Défiscalisation immobilière : « Un investissement en SCPI est plus facile à calibrer »


INTERVIEW La fin de l'année 2013 approche mais il reste des opportunités pour défiscaliser dès 2014 via l'immobilier. Si l'investissement en direct est plus difficile à mener, Pierre Nechelis, attaché Direction immobilière de l'UFF, explique que l'investissement en SCPI reste une solution.

 

Toutsurmesfinances.com : Est-il encore possible d’investir dans l’immobilier d’ici la fin de l’année afin de réduire son impôt 2014 sur les revenus de 2013 ?

Pierre Nechelis : Les délais sont de plus en plus courts. Il existe encore des opportunités, tout dépend de ce que l’on recherche. Pour un investissement en immobilier direct de type Duflot ou Censi Bouvard, la tâche est plus compliquée puisque le programme doit être livré avant le 1er janvier 2014. En allant voir un promoteur, il est possible de faire un investissement à échéance courte sur un programme déjà achevé mais il faut savoir pourquoi il reste des lots à saisir. Un autre investisseur peut avoir abandonné son projet initial faute de financement mais il peut également s’agir de logements présentant des défauts. De plus, il faut savoir comment financer son investissement et il reste peu de temps pour conclure un crédit immobilier et signer l’acte de vente avant la fin de l’année.

Une solution plus simple en termes de timing est d’investir en SCPI (Société civile de placement immobilier). C’est la date de souscription, et non d’achèvement de la construction, qui est retenue pour déterminer l’avantage fiscal. Il est donc possible de souscrire jusqu’au 31 décembre 2013 pour réduire son impôt l’année prochaine, en sachant que le chèque doit également être signé avant la nouvelle année, même si la construction n’est pas terminée.

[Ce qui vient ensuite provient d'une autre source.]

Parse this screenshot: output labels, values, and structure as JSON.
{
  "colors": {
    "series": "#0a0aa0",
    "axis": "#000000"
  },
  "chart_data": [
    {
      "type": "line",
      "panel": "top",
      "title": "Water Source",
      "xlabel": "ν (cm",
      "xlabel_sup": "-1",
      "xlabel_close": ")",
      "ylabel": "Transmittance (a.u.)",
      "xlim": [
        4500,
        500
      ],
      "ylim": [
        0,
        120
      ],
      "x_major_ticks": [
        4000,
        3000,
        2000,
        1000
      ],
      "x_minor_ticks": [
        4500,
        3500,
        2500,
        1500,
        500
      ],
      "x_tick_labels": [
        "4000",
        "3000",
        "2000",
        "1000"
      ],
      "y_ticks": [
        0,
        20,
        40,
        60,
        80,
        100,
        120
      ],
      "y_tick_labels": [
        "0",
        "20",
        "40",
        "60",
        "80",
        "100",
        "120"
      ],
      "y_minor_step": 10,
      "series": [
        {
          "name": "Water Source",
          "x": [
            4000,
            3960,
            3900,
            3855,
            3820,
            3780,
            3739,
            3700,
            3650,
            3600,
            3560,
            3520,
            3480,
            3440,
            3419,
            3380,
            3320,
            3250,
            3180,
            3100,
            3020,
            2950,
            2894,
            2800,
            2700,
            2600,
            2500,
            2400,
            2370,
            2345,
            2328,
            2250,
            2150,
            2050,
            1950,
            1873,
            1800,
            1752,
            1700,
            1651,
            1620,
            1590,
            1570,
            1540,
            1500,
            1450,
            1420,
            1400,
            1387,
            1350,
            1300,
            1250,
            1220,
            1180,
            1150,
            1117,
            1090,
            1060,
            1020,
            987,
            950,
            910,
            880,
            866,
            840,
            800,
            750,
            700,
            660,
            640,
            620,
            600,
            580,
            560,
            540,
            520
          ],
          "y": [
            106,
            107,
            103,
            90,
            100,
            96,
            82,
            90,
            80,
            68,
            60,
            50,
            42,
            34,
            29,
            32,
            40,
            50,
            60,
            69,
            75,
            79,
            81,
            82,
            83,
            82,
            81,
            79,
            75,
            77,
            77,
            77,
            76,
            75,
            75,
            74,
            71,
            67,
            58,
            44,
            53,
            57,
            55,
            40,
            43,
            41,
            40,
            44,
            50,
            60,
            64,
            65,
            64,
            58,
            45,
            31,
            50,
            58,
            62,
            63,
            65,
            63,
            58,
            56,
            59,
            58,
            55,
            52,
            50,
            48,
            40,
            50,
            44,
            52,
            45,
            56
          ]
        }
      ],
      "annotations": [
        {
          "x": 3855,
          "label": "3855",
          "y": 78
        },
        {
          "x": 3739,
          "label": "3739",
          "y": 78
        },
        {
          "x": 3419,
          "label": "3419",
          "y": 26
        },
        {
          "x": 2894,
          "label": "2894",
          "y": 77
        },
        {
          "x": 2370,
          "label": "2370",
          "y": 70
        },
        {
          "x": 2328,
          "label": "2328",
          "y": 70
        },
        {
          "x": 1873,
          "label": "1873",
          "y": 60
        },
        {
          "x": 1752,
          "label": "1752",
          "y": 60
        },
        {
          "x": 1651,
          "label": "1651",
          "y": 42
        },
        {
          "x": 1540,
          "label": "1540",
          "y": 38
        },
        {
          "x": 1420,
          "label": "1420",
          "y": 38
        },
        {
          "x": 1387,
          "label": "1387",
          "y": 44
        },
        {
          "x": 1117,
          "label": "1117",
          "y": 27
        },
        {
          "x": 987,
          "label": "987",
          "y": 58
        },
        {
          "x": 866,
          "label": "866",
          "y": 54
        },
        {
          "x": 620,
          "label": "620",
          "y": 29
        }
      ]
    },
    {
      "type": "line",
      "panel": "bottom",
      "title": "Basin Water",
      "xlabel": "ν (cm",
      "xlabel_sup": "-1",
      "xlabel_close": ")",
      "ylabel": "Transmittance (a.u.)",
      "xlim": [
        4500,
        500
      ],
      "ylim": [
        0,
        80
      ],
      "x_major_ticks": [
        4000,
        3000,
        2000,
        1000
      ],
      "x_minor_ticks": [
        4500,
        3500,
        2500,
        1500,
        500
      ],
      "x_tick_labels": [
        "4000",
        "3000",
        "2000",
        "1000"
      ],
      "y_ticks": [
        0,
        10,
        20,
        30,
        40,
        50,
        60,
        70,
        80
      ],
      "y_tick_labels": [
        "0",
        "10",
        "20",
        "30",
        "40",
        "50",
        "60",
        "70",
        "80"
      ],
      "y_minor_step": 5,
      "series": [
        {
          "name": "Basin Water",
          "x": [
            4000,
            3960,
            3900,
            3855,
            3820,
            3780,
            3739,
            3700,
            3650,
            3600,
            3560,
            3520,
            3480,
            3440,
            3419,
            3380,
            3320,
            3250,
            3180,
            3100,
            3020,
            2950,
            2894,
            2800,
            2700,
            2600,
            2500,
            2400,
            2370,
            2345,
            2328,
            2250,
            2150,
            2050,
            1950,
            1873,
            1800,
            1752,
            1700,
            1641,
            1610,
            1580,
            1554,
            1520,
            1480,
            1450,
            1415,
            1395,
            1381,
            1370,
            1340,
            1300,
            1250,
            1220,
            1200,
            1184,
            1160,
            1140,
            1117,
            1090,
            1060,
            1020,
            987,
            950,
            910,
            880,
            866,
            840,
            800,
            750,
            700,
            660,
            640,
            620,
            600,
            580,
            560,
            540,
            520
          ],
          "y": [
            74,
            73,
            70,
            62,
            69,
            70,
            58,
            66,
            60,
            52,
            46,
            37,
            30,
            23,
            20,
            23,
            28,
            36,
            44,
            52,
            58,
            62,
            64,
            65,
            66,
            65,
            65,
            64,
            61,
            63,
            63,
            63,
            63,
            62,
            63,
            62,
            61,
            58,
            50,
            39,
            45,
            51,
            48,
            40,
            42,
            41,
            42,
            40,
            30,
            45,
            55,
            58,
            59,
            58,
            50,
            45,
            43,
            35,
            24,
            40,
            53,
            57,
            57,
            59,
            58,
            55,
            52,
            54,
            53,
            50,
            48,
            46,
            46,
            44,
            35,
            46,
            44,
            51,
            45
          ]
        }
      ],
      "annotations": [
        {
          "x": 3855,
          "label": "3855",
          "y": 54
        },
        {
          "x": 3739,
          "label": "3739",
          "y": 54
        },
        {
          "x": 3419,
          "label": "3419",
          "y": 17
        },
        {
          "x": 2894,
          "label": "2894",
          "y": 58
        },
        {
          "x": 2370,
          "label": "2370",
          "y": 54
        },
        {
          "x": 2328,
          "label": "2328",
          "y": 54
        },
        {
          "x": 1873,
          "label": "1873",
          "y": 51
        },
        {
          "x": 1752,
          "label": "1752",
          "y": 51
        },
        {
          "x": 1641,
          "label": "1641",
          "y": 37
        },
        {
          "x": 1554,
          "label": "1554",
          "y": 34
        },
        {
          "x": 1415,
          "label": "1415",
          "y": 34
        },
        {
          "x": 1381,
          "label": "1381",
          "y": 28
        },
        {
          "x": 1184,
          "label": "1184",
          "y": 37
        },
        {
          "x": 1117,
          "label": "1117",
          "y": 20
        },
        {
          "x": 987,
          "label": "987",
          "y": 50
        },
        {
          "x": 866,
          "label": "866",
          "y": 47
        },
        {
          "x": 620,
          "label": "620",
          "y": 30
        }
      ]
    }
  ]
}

Investir en SCPI présente-t-il d’autres avantages ?

Le ticket d’entrée est différent d’un investissement dans l’immobilier direct*. Un investissement en SCPI est plus facile à calibrer : un foyer qui va payer 2.000 à 3.000 euros d’impôt sur le revenu l’an prochain peut placer 80.000 euros en SCPI Duflot et réduire son impôt de 1.520 euros par exemple. Nous observons d’ailleurs davantage de souscriptions à des SCPI fiscales de type Duflot ou Malraux sur des montants plus faibles en fin d’année, avec des investissements à visée défiscalisante et non patrimoniale de l’ordre de 10.000 à 30.000 euros.

Le plafonnement global des niches fiscales à 10.000 euros est-il un obstacle en vue de défiscaliser d’ici la fin de l’année ?

Pour les personnes très fortement fiscalisées, le plafonnement global est une contrainte. Investir 300.000 euros en direct avec le Duflot rapporte un avantage fiscal de 6.000 euros par an sur 9 ans, ce qui laisse peu de place pour un autre placement. De ce point de vue, le Malraux prend tout son sens. Une opération Malraux est limitée à 30.000 euros par an en direct et 18.000 euros en SCPI au maximum mais elle échappe au plafonnement global.

Pour un investisseur « moyen », si un seul investissement est envisagé, le plafonnement n’est pas un souci. Il reste possible de cumuler la réduction d’impôt d’un placement immobilier avec un autre avantage fiscal comme celui lié aux frais de garde d’enfant de moins de 6 ans par exemple.

Il y a-t-il d’autres choses à savoir pour un investisseur potentiel qui souhaite s’engager d’ici la fin de l’année ?

Dans le cadre d’un investissement immobilier, il faut garder à l’esprit que la fiscalité vient après, que ce soit pour un investissement en direct ou en SCPI. Dans l’immobilier direct, il faut notamment s’attacher à l’emplacement et à la dynamique de la demande locative. En SCPI, il est nécessaire de pouvoir compter sur l’expertise et le savoir-faire de la société de gestion surtout pour les SCPI fiscales en Duflot ou en Malraux. Dans tous les cas, la fiscalité doit rester la cerise sur le gâteau.

*D’après l’UFF, il se situe à 180.000 euros en Duflot en moyenne contre environ 50.000 euros en SCPI Duflot.